The Biggest Waves in the World Yield Their Secrets

Slow, enormous waves that move beneath the ocean surface have intrigued researchers for a century. These “internal waves” affect the world’s deep seas in many ways, but they’re hard to observe.

Internal waves play a major role in mixing the ocean’s water. Global climate models need to account for this mixing because it warms the deep sea and cools the ocean surface. Internal waves also move seafloor sediment and nutrients, affecting fisheries and coral reefs. And underwater operations, from oil drilling to submarine missions, need data on the deep-sea “weather” of turbulence and disturbances that internal waves produce.

A new paper giving the first “cradle-to-grave” explanation of the world’s strongest internal waves was published this week in the journal Nature. It’s a major step forward in ocean science.

Physics explains how ordinary waves, known as gravity waves, behave in water. The same physics permits gravity waves to form inside the sea wherever two layers of different water density meet. To see an everyday example, take a bottle of salad dressing, with oil on top and vinegar underneath. Instead of shaking the bottle, tilt it gently and watch the internal waves between the oil and vinegar.

The ocean has many places where internal waves happen. All that’s needed is two layers of water with different density. For instance, where rivers pour fresh water on top of denser seawater, internal waves can form on the hidden surface of the seawater. In the Arctic Ocean, melting ice can spread a calm layer of fresh water as the salty sea continues to roil beneath it.

The world’s strongest internal waves are found in the South China Sea. There, the daily motion of the tides through Luzon Strait creates internal waves hundreds of meters high within the dense layer of cold deep water under the warmer surface water. As the tides wash over a pair of large underwater ridges in Luzon Strait and slosh between them, the activity sends huge, slow-motion internal waves westward into the South China Sea. They’re so slow that they barely disturb the sea surface, but satellites can observe their effects. The video below (from MIT) shows the basic mechanism.

http://www.youtube.com/watch?v=WYmRnSRsS7Y

One study last year created a miniature model of Luzon Strait in a large tank at a lab in Switzerland. Ocean currents and internal waves were reproduced in the Coriolis Platform, a round pool four feet deep and 40 feet across, mounted on the world’s largest turntable.

The new paper in Nature added to that information with hard-won data collected in the South China Sea in 2010 and 2011. The IWISE project (Internal Waves in Straits Experiment) used research ships, subsea instrument stations and underwater gliders to collect data under challenging conditions of strong currents and treacherous seas. Instruments recorded levels of turbulence in Luzon Strait more than 10,000 times stronger than the oceanic average.

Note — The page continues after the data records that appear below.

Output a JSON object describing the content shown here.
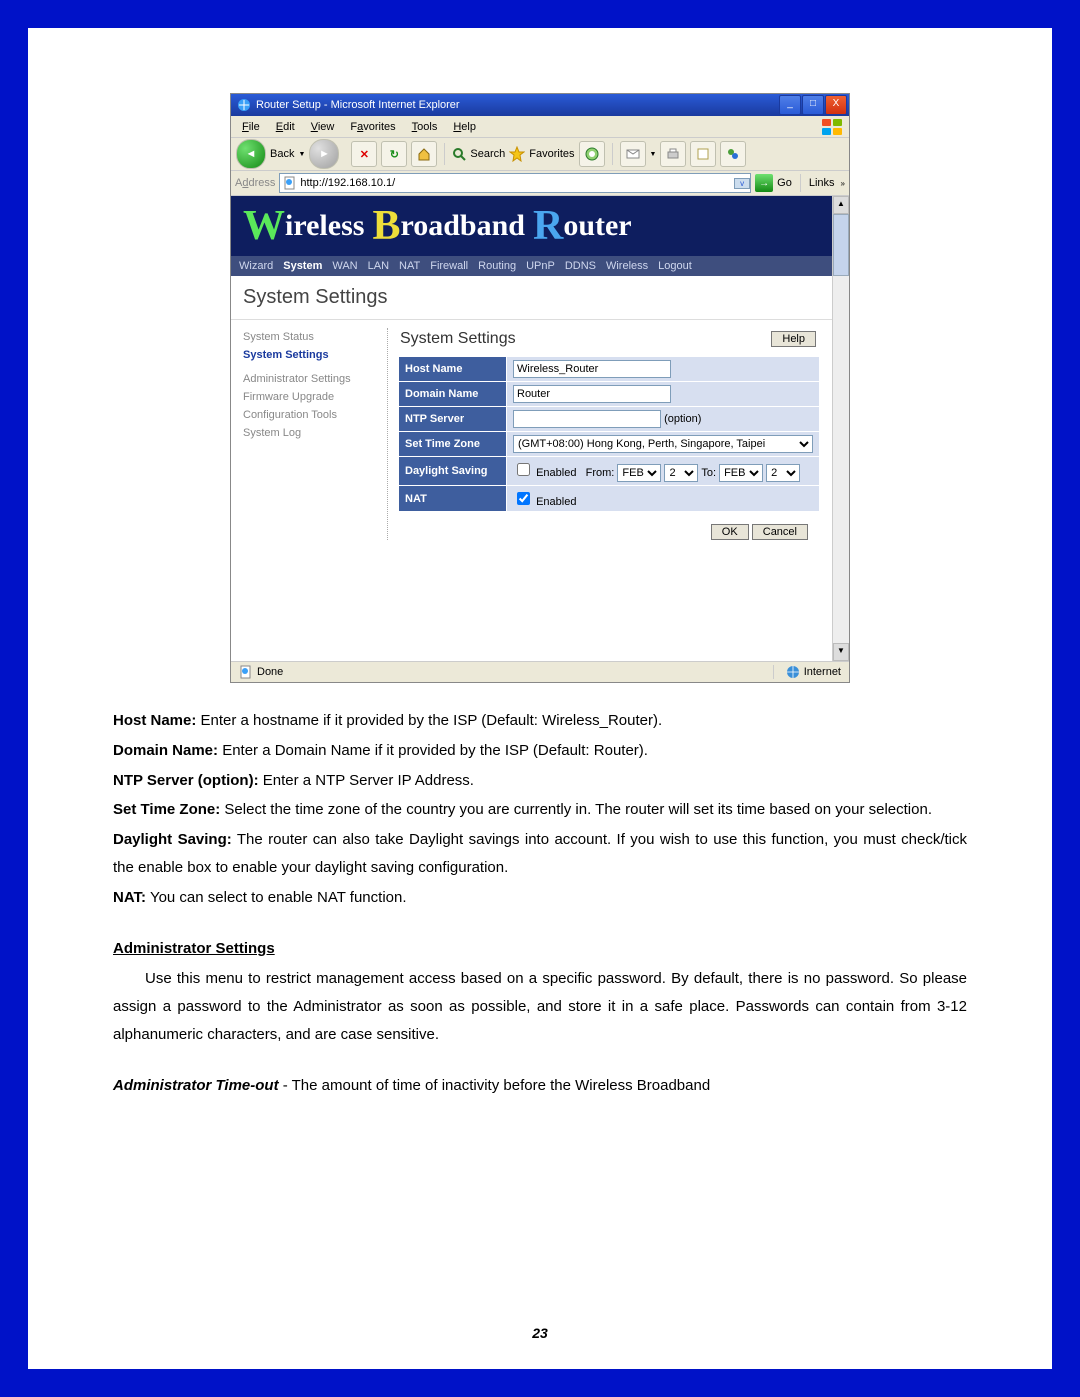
{
  "window": {
    "title": "Router Setup - Microsoft Internet Explorer",
    "minimize": "_",
    "maximize": "□",
    "close": "X"
  },
  "menubar": {
    "file": "File",
    "edit": "Edit",
    "view": "View",
    "favorites": "Favorites",
    "tools": "Tools",
    "help": "Help"
  },
  "toolbar": {
    "back": "Back",
    "search": "Search",
    "favorites": "Favorites"
  },
  "address": {
    "label": "Address",
    "value": "http://192.168.10.1/",
    "go": "Go",
    "links": "Links"
  },
  "banner": {
    "w": "W",
    "ireless": "ireless",
    "b": "B",
    "roadband": "roadband",
    "r": "R",
    "outer": "outer"
  },
  "nav": {
    "wizard": "Wizard",
    "system": "System",
    "wan": "WAN",
    "lan": "LAN",
    "nat": "NAT",
    "firewall": "Firewall",
    "routing": "Routing",
    "upnp": "UPnP",
    "ddns": "DDNS",
    "wireless": "Wireless",
    "logout": "Logout"
  },
  "page_title": "System Settings",
  "sidenav": {
    "i0": "System Status",
    "i1": "System Settings",
    "i2": "Administrator Settings",
    "i3": "Firmware Upgrade",
    "i4": "Configuration Tools",
    "i5": "System Log"
  },
  "panel": {
    "title": "System Settings",
    "help": "Help",
    "rows": {
      "hostname_label": "Host Name",
      "hostname_value": "Wireless_Router",
      "domain_label": "Domain Name",
      "domain_value": "Router",
      "ntp_label": "NTP Server",
      "ntp_value": "",
      "ntp_opt": "(option)",
      "tz_label": "Set Time Zone",
      "tz_value": "(GMT+08:00) Hong Kong, Perth, Singapore, Taipei",
      "ds_label": "Daylight Saving",
      "ds_enabled": "Enabled",
      "ds_from": "From:",
      "ds_to": "To:",
      "ds_month1": "FEB",
      "ds_day1": "2",
      "ds_month2": "FEB",
      "ds_day2": "2",
      "nat_label": "NAT",
      "nat_enabled": "Enabled"
    },
    "ok": "OK",
    "cancel": "Cancel"
  },
  "statusbar": {
    "done": "Done",
    "zone": "Internet"
  },
  "doc": {
    "hostname_b": "Host Name:",
    "hostname_t": " Enter a hostname if it provided by the ISP (Default: Wireless_Router).",
    "domain_b": "Domain Name:",
    "domain_t": " Enter a Domain Name if it provided by the ISP (Default: Router).",
    "ntp_b": "NTP Server (option):",
    "ntp_t": " Enter a NTP Server IP Address.",
    "tz_b": "Set Time Zone:",
    "tz_t": " Select the time zone of the country you are currently in. The router will set its time based on your selection.",
    "ds_b": "Daylight Saving:",
    "ds_t": " The router can also take Daylight savings into account. If you wish to use this function, you must check/tick the enable box to enable your daylight saving configuration.",
    "nat_b": "NAT:",
    "nat_t": " You can select to enable NAT function.",
    "admin_head": "Administrator Settings",
    "admin_p": "Use this menu to restrict management access based on a specific password. By default, there is no password. So please assign a password to the Administrator as soon as possible, and store it in a safe place. Passwords can contain from 3-12 alphanumeric characters, and are case sensitive.",
    "timeout_b": "Administrator Time-out",
    "timeout_t": " - The amount of time of inactivity before the Wireless Broadband"
  },
  "page_number": "23"
}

This data yielded a detailed picture of how the internal waves are generated, why they only move west from Luzon Strait instead of both ways, and how they break upon the undersea slopes of the South China Sea. The researchers also learned how the internal waves interact with the powerful Kuroshio ocean current.

Scientists can make good use of this new analysis. Internal waves form all over the ocean — particularly in island chains like Hawaii — just as strong winds create internal waves in the atmosphere near mountain ranges like the Sierra Nevada. And these subsurface waves break along shorelines that have wide, shallow offshore shelves, like the U.S. east coast. NASA Visible Earth collection has many examples of atmospheric and oceanic internal waves seen from space. A brief tutorial in the journal Oceanography gives more detail for those who’ve studied introductory physics. And a site called Internal Wave Atlas presents 86 case studies from around the world.